Il castello dei conti Carroccio fu costruito nello XV secolo, in seguito alla famosa devastazione di parte del Palais provocata dallo straripamento del Gravio nell’anno 1473, sui resti di una precedente casaforte citata nei documenti più antichi, ma mai localizzata con precisione E’ stato chiamato “castello”, anche se di tali caratteristiche ha ben poco, perché il progetto iniziale concordato tra i diversi feudatari, consignori di Villar Focchiardo, sarà stato senz’altro di costruirlo con quell’intento. Ma poi le cose sono cambiate man mano che il feudalesimo stava modificandosi Si tratta di una massiccia costruzione a pianta rettangolare, destinata in origine a sede giurisdizionale del feudo, nonché a dimora temporanea del feudatario. Dal secolo XVIII l’edificio fu ulteriormente ingentilito, con la realizzazione di una facciata barocca e la sua funzione diventò esclusivamente quella di dimora temporanea legata alla presenza della famiglia nella stagione estiva. L’ultima famiglia ad avere giurisdizione e feudo in Villar Focchiardo furono i conti Carroccio che provenivano dal canavesano. Quando, però, le proprietà del feudo e del Castello furono investite unicamente ai Carroccio nel 1653, essi ne fecero una signorile dimora estiva. Venne abbellito e trasformato in villa signorile, e la facciata a mezzogiorno, ossia verso la montagna, artisticamente sistemata in stile barocco. L’interno fu adeguatamente adattato, specialmente il salone al piano terreno, con artistiche vetrate, pavimenti in mosaico, stucchi e decorazioni ai soffitti ed alle pareti. Il parco-giardino era sistemato a sud-est dell’edificio, il terrapieno era sostenuto da alti muraglioni coperti con grossi lastroni di pietra scalpellinata, in parte tutt’ora esistente, ove ci sono attualmente degli orti e degli edifici privati.

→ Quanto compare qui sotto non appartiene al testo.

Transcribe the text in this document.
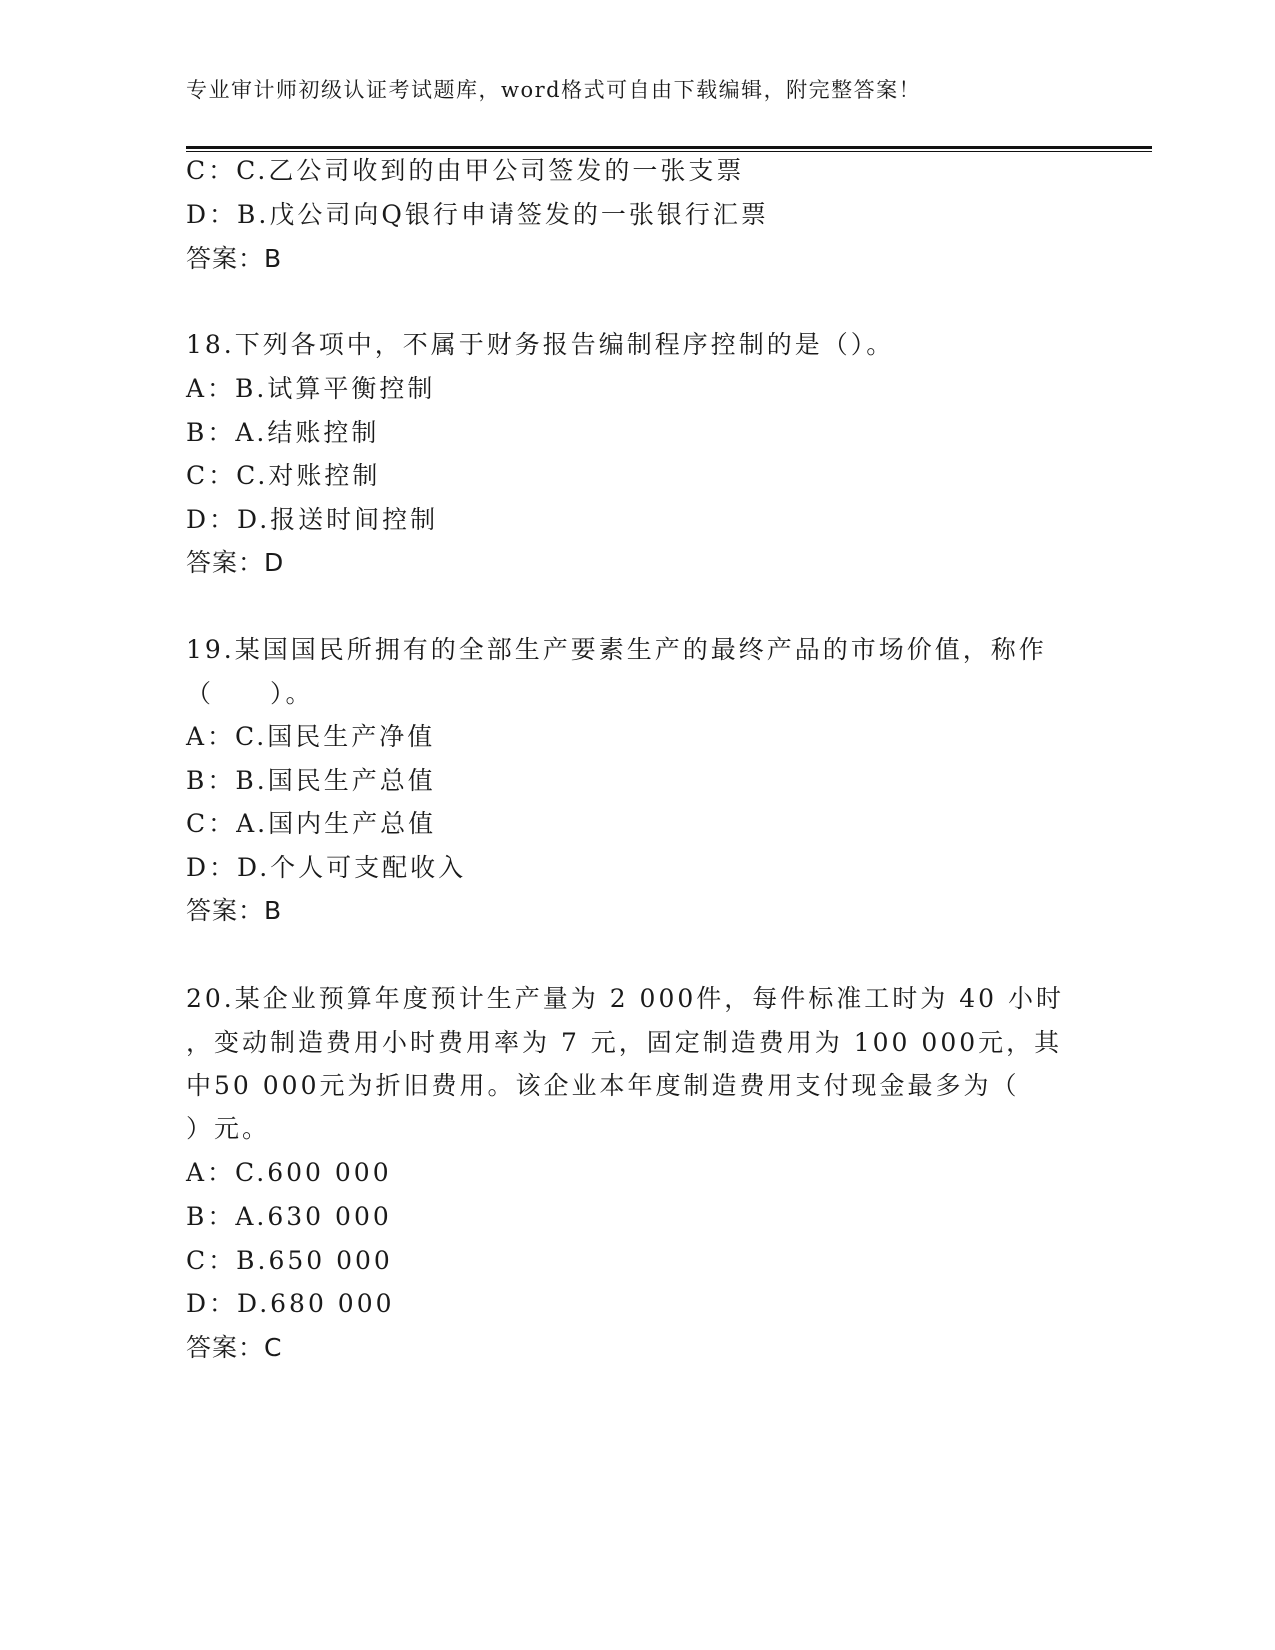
专业审计师初级认证考试题库，word格式可自由下载编辑，附完整答案！
C：C.乙公司收到的由甲公司签发的一张支票
D：B.戊公司向Q银行申请签发的一张银行汇票
答案：B
18.下列各项中，不属于财务报告编制程序控制的是（）。
A：B.试算平衡控制
B：A.结账控制
C：C.对账控制
D：D.报送时间控制
答案：D
19.某国国民所拥有的全部生产要素生产的最终产品的市场价值，称作
（　　）。
A：C.国民生产净值
B：B.国民生产总值
C：A.国内生产总值
D：D.个人可支配收入
答案：B
20.某企业预算年度预计生产量为 2 000件，每件标准工时为 40 小时
，变动制造费用小时费用率为 7 元，固定制造费用为 100 000元，其
中50 000元为折旧费用。该企业本年度制造费用支付现金最多为（
）元。
A：C.600 000
B：A.630 000
C：B.650 000
D：D.680 000
答案：C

Ancora poco distante dalla Chiesa parrocchiale, nella borgata Castagneretto, la Cappella di Sant’Anna, dedicata ai Santi Anna e Gioacchino, genitori della Madonna, raffigurati sulla facciata con dipinto risalente al 1841, poi rifatto, negli anni ’70, da un villarfocchiardese.
Scendendo verso la parte bassa del paese, si trova la Cappella di San Rocco, ora completamente circondata d’abitazioni, mentre, al momento della costruzione, era situata fuori dell’abitato.
Si presume che, durante le epidemie di peste e colera, qui si curassero gli ammalati: San Rocco è, infatti, il Santo che dedicò la vita agli incurabili, morendo lui stesso di peste.
La Cappella della Comba, dal nome dell’omonima borgata, è, invece, dedicata a San Barnaba apostolo ed è stata benedetta nel 1714.
All’interno un crocefisso che, si racconta, sia stato donato dal re Carlo Alberto al “suo fido Rumiano”, gentiluomo di corte.
E’ l’unica cappella dotata di un campanile con orologio, che risuona scandendo il tempo, facendo eco alle campane della parrocchiale.
In un angolo di paese apparentemente uscito da una fiaba, benché la località sia denominata Inferno, sorge la Cappella di Santa Lucia.
Si tratta di una cappella votiva, ad oggi privata, dedicata alla patrona degli scalpellini.
Costruita nei primi anni dell’800, al momento dell’espansione dell’arte dei “pica-pera”, gli scalpellini appunto, che estraevano e lavoravano la pietra.
Tornando nella parte centrale del paese, di fronte alla Cappella delle Vigne, si può osservare Palazzo Perron, ora residenza privata, costruita intorno al 1810, già utilizzata quale convento delle Suore Orsoline. L’originaria tenuta, oltre all’attuale parco, comprendeva anche l’intera piazza Abegg.
All’interno del parco è conservata la “ghiacciaia”, una costruzione esterna al Palazzo, utilizzata per la conservazione del ghiaccio.
L’attuale struttura ad igloo in pietra, oltre al corpo centrale d’origine, si avvale d’ampliamenti successivi, richiesti dal commendator Poccardi.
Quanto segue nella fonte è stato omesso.